Organisiert wurde das Treffen von der Arbeitsgemeinschaft Innenstadt, einem Teil des Netzwerks Stadtentwicklung Nordrhein-Westfalen (NWSE). Dieses Bündnis vereint rund 160 Kommunen und bietet damit eine einzigartige Plattform für die Zusammenarbeit in Deutschland. Die Teilnehmenden betonten, dass veraltete Fußgängerzonen-Konzepte – die vor allem auf den Einzelhandel ausgerichtet sind – den heutigen Anforderungen nicht mehr gerecht werden.
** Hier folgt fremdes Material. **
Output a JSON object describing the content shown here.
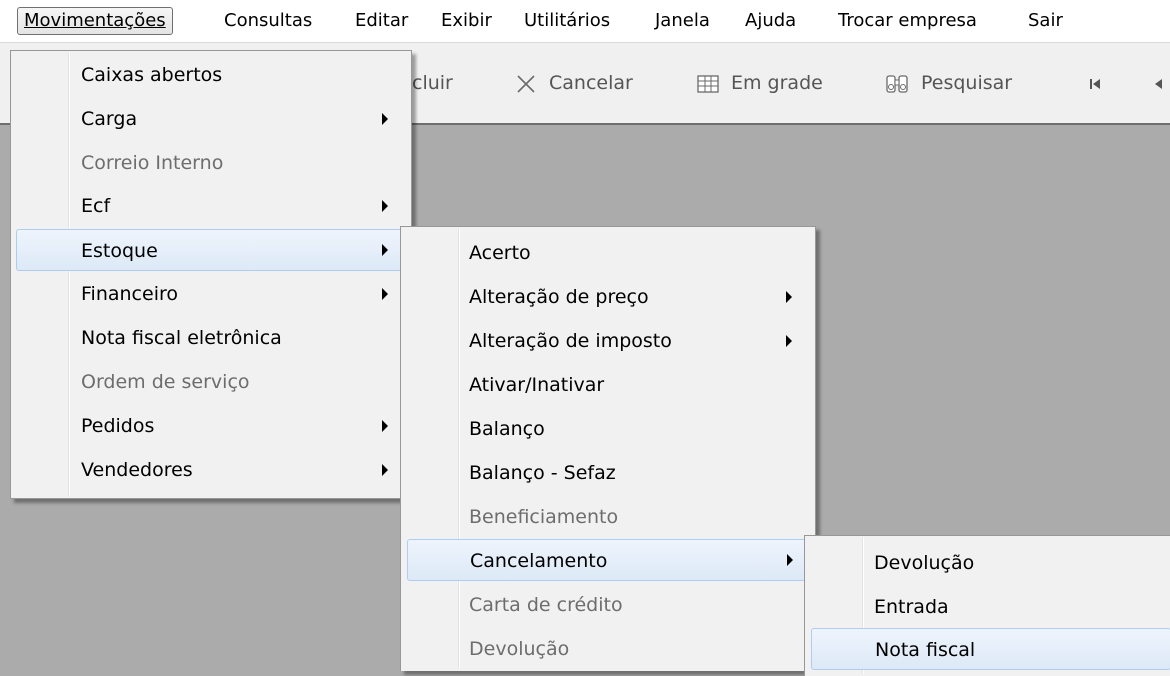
{
  "menubar": {
    "items": [
      {
        "label": "Movimentações",
        "active": true
      },
      {
        "label": "Consultas"
      },
      {
        "label": "Editar"
      },
      {
        "label": "Exibir"
      },
      {
        "label": "Utilitários"
      },
      {
        "label": "Janela"
      },
      {
        "label": "Ajuda"
      },
      {
        "label": "Trocar empresa"
      },
      {
        "label": "Sair"
      }
    ]
  },
  "toolbar": {
    "partial_label": "cluir",
    "cancel_label": "Cancelar",
    "grid_label": "Em grade",
    "search_label": "Pesquisar"
  },
  "menu1": {
    "items": [
      {
        "label": "Caixas abertos"
      },
      {
        "label": "Carga",
        "submenu": true
      },
      {
        "label": "Correio Interno",
        "disabled": true
      },
      {
        "label": "Ecf",
        "submenu": true
      },
      {
        "label": "Estoque",
        "submenu": true,
        "highlighted": true
      },
      {
        "label": "Financeiro",
        "submenu": true
      },
      {
        "label": "Nota fiscal eletrônica"
      },
      {
        "label": "Ordem de serviço",
        "disabled": true
      },
      {
        "label": "Pedidos",
        "submenu": true
      },
      {
        "label": "Vendedores",
        "submenu": true
      }
    ]
  },
  "menu2": {
    "items": [
      {
        "label": "Acerto"
      },
      {
        "label": "Alteração de preço",
        "submenu": true
      },
      {
        "label": "Alteração de imposto",
        "submenu": true
      },
      {
        "label": "Ativar/Inativar"
      },
      {
        "label": "Balanço"
      },
      {
        "label": "Balanço - Sefaz"
      },
      {
        "label": "Beneficiamento",
        "disabled": true
      },
      {
        "label": "Cancelamento",
        "submenu": true,
        "highlighted": true
      },
      {
        "label": "Carta de crédito",
        "disabled": true
      },
      {
        "label": "Devolução",
        "disabled": true
      }
    ]
  },
  "menu3": {
    "items": [
      {
        "label": "Devolução"
      },
      {
        "label": "Entrada"
      },
      {
        "label": "Nota fiscal",
        "highlighted": true
      }
    ]
  },
  "colors": {
    "workspace": "#ababab",
    "menu_bg": "#f1f1f1",
    "highlight_border": "#aecdf0",
    "disabled_text": "#6d6d6d"
  }
}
Fachleute forderten mehr Vielfalt in den Innenstädten: bessere Wohnmöglichkeiten, attraktivere öffentliche Räume und gemischte Nutzungsformen. Auch neue Mobilitätsideen, wie die Freigabe von Fußgängerzonen für Radfahrer, wurden als Ansätze diskutiert, um die urbanen Zentren wiederzubeleben. Besonders hervorgehoben wurde Emsdetten als Vorbild für seinen fortschrittlichen Entwicklungsansatz.
Andreas Budde, Solingens stellvertretender Bürgermeister, unterstrich den Wert von Teamarbeit und offenem Austausch zwischen den Städten. Die Anwesenden waren sich einig: Die Umgestaltung der Innenstädte erfordert mutige Schritte, langfristiges Engagement und ein gemeinsames Vorgehen.
Die Gespräche in Solingen bestätigten den Bedarf an frischen Ideen in der Stadtplanung. Städte in ganz Nordrhein-Westfalen wollen nun flexible, multifunktionale Konzepte für ihre Zentren umsetzen. Die gemeinsamen Anstrengungen des Netzwerks zielen darauf ab, diese Visionen in den kommenden Jahren in die Praxis umzusetzen.